Em “Graciliano: retrato fragmentado – uma biografia”, Ricardo Ramos fala da intimidade do pai dentro de casa e das atividades literárias e políticas dele. A obra inclui o curioso concurso literário realizado em 1938, em que Graciliano votou contra “Sagarana”, o livro de estreia de Guimarães Rosa. E depois ele explica em artigo o motivo de sua decisão. A edição traz ainda resenha do romance de estreia de Ricardo Ramos Filho, filho de Ricardo, “Toda poeira da calçada”.

E publica a seguir trecho de um conto do livro “Histórias brasileiras de gatos”, escrito por Rogério Ramos, que reúne em duas coletâneas narrativas de autores consagrados, como Carlos Drummond de Andrade, Clarice Lispector, Machado de Assis, Lygia Fagundes Telles, Rachel de Queiroz e dos quatro autores da família Ramos.

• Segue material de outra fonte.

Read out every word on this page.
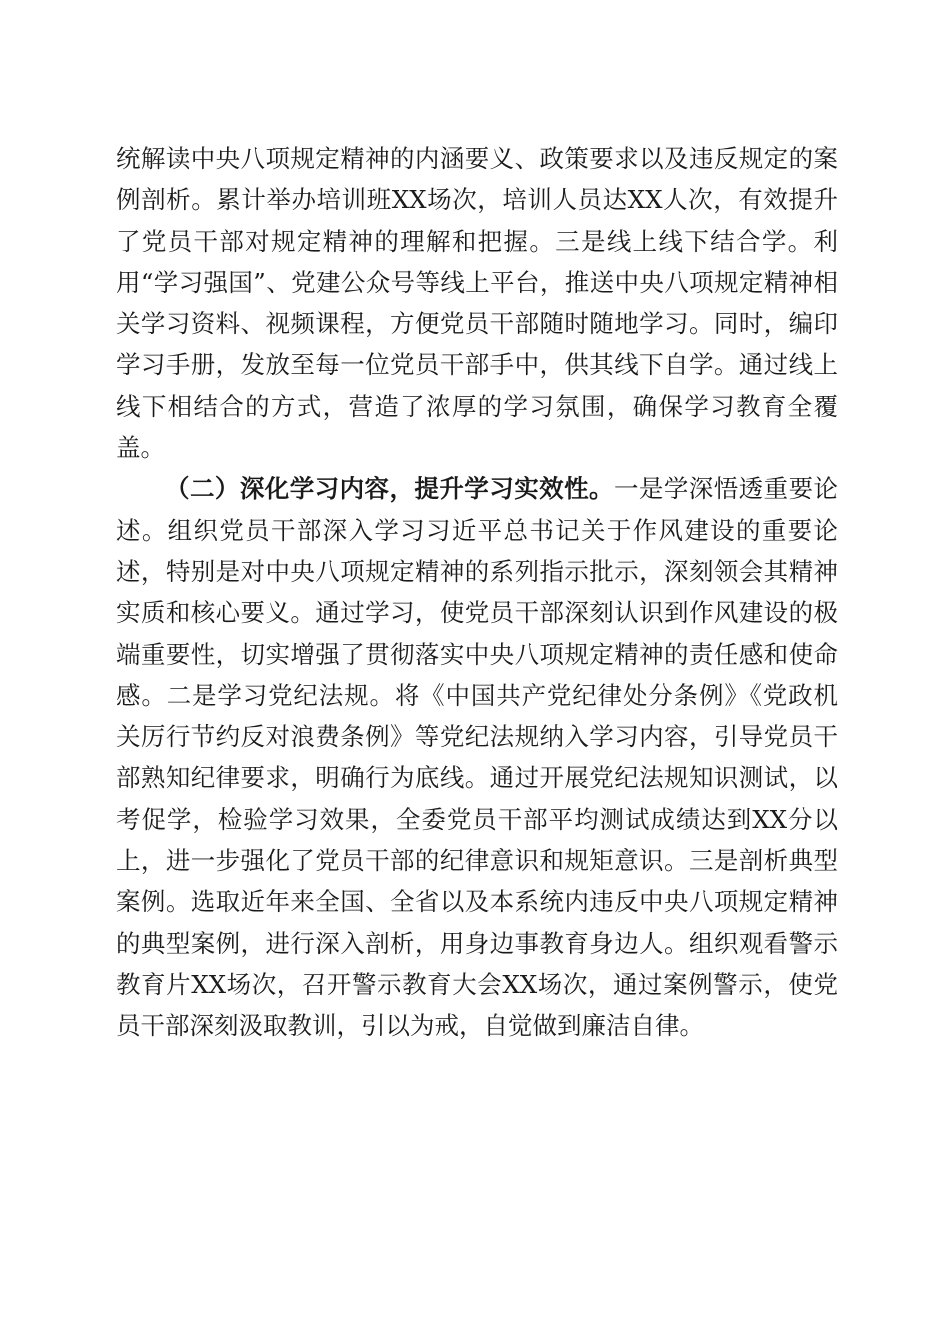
统解读中央八项规定精神的内涵要义、政策要求以及违反规定的案例剖析。累计举办培训班XX场次，培训人员达XX人次，有效提升了党员干部对规定精神的理解和把握。三是线上线下结合学。利用“学习强国”、党建公众号等线上平台，推送中央八项规定精神相关学习资料、视频课程，方便党员干部随时随地学习。同时，编印学习手册，发放至每一位党员干部手中，供其线下自学。通过线上线下相结合的方式，营造了浓厚的学习氛围，确保学习教育全覆盖。

（二）深化学习内容，提升学习实效性。一是学深悟透重要论述。组织党员干部深入学习习近平总书记关于作风建设的重要论述，特别是对中央八项规定精神的系列指示批示，深刻领会其精神实质和核心要义。通过学习，使党员干部深刻认识到作风建设的极端重要性，切实增强了贯彻落实中央八项规定精神的责任感和使命感。二是学习党纪法规。将《中国共产党纪律处分条例》《党政机关厉行节约反对浪费条例》等党纪法规纳入学习内容，引导党员干部熟知纪律要求，明确行为底线。通过开展党纪法规知识测试，以考促学，检验学习效果，全委党员干部平均测试成绩达到XX分以上，进一步强化了党员干部的纪律意识和规矩意识。三是剖析典型案例。选取近年来全国、全省以及本系统内违反中央八项规定精神的典型案例，进行深入剖析，用身边事教育身边人。组织观看警示教育片XX场次，召开警示教育大会XX场次，通过案例警示，使党员干部深刻汲取教训，引以为戒，自觉做到廉洁自律。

Trecho do conto 'Pamela', de Rogério Ramos


“Esticou-se toda, as garras, os dedos dos pequenos pés ovalados, as finas patas dianteiras para a frente, a coluna desenrolando o esguio tubo de seu corpo, estalando vértebras uma a uma, sem ruído, empinando a delicada bunda o máximo que suas maiores patas traseiras permitiam.


Concluiu o alongamento na seta estreita, longa e ereta de seu rabo, voltou o corpo continuando o movimento e, num leve impulso da pata de trás, ganhou o alto muro amarelo da casa ao lado. Um último raio de sol reverberou e fez brilhar suas manchas laranja mosqueadas de marrom e bege: a luz verde dos olhos achinesados riscou o ar que escurecia pesado e quente.

A gata arqueou o pescoço comprido, projetou a cabeça triangular para baixo, intumesceu a garganta e soltou um grito langoroso, profundo, aflito e contínuo., engatado numa série de roucos gemidos fantasmagóricos subsequentes. O estranho som era a senha que chamava todos os gatos da cidade.


Outros olhos apertados a observavam do jardim, seguidos por olhos bem abertos, que refletiam o refletivo espanto causado pela cena. Manubu debateu-se, quis subir na pedra lisa em frente, o galho sobre sua cabeça, em Clécio ao lado, gritou. Era sempre assim, um surto rápido quando Pamela/Virago se afastava.


Dangelo Pamela era o seu nome de pedigree, assim meio italiana, meio texana, o pelo rente tricolor. Na distante Houston, em tempo tão remoto quanto, um cliente da mãe de Maria de Lourdes deixou com ela dois gatinhos da raça oriental. Aquela que prazerosamente satisfazia seus muitos clientes também gostava de bichos, de exposições de gatos, e, claro, de muita gente esquisita. Maria de Lourdes detestava tudo que emanava da mãe, gatos principalmente. Carregou Pamela ainda filhote para o instituto e de pura maldade chamou a bichinha de Virago. O elo vivo com o ado.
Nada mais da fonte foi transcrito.